The township water plant here withdrew water from township land for distribution and sale unconnected with any beneficial enjoyment of the land from which it was taken. As a result it was stipulated for the summary judgment motion that plaintiffs' well was thereby diminished in flow to the extent that their existing well no longer drew water. Because the engineer may not be immune from a real or supposed cause of action in tort, we consider the measure of plaintiffs' damages if his actions were negligent. The general tort rule in water diversion disputes has been stated as follows:The measure of damages for a wrongful interference with, or obstruction or diversion of percolating waters depends upon the character of the injury as permanent or merely temporary. Where the injury is permanent in character, the measure of damages is ordinarily the diminution in the market value of the land. Where the injury is temporary in character, the measure of damages has in some cases been held to be the reasonable cost of remedying the condition, while in other cases it has been held to be the diminution in the rental value of the property, or in the value of its use. [78 Am.Jur.2d, Waters § 173 (1975); footnotes omitted]
Based upon the stipulated facts, any damage under the allegations of negligence in the design, construction or operation of the new municipal wells was temporary since, before plaintiffs abandoned their residence, they knew that the problem could be eliminated and further damage thus prevented by extending the depth of their well at an expense of between $750 and $1,700. Since such an expenditure would have restored the water supply and thus eliminated the problem, plaintiffs' abandonment of the premises and the consequent thefts and vandalism were not a foreseeable proximate result of any negligence by the engineer in the design, construction or maintenance of the new municipal wells.
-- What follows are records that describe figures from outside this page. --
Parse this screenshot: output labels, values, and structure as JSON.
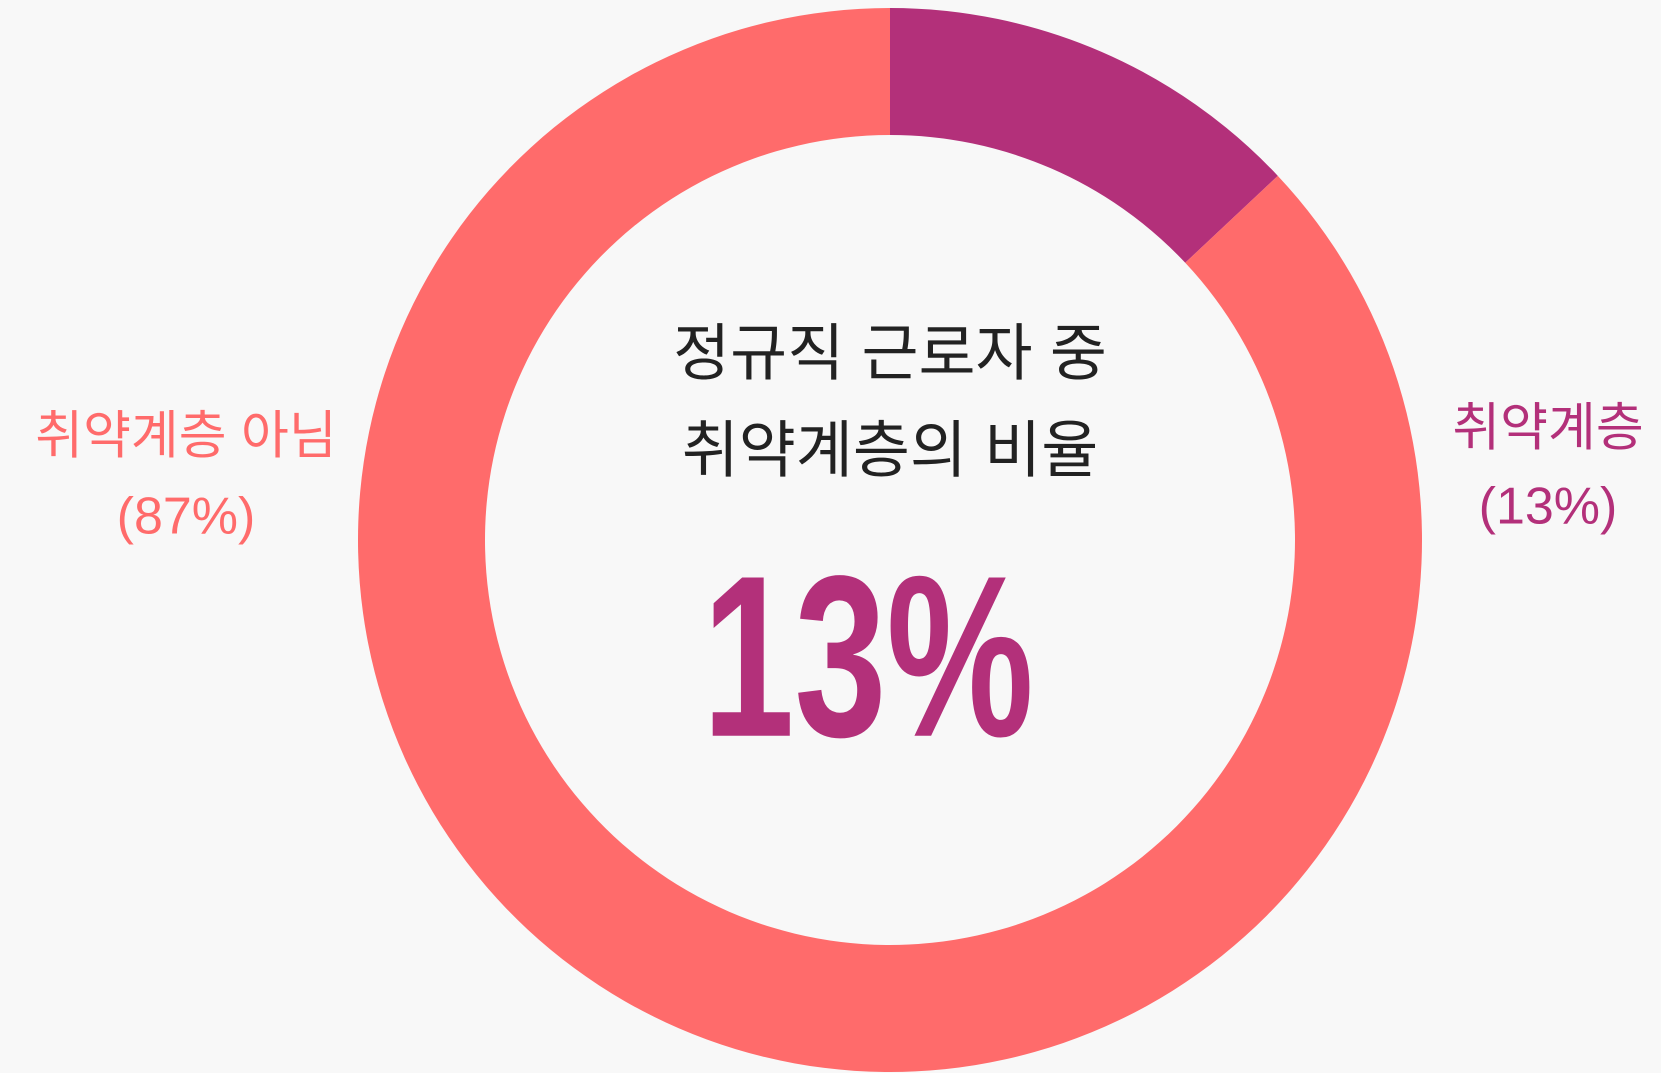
{
  "chart_data": {
    "type": "donut",
    "title": [
      "정규직 근로자 중",
      "취약계층의 비율"
    ],
    "center_label": "13%",
    "categories": [
      "취약계층",
      "취약계층 아님"
    ],
    "values": [
      13,
      87
    ],
    "value_labels": [
      "(13%)",
      "(87%)"
    ],
    "colors": [
      "#b3307a",
      "#ff6b6b"
    ]
  }
}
Plaintiffs' failure to deepen their well and their voluntary abandonment of the premises was, under the circumstances, the intervening efficient cause of any additional losses beyond the cost of repairing the well. See Hoppe v. Ranzini, 158 N.J. Super. 158, 166 (App.Div. 1978); Marty v. Erie R.R. Co., 62 N.J. Super. 458, 469 (App.Div. 1960) certif. den. 33 *647 N.J. 387 (1960). Thus, damages for negligent design, construction or operation of the new municipal wells would be measured by the cost of restoring plaintiffs' water supply. Here again, since plaintiffs have already recovered more than the maximum cost stipulated for deepening the well, no further damages would be recoverable against the engineer if in fact he is an independent contractor and thus unprotected by immunity.
For the reasons set forth and on the limited basis asserted in this opinion, summary judgment granted in favor of all defendants is affirmed.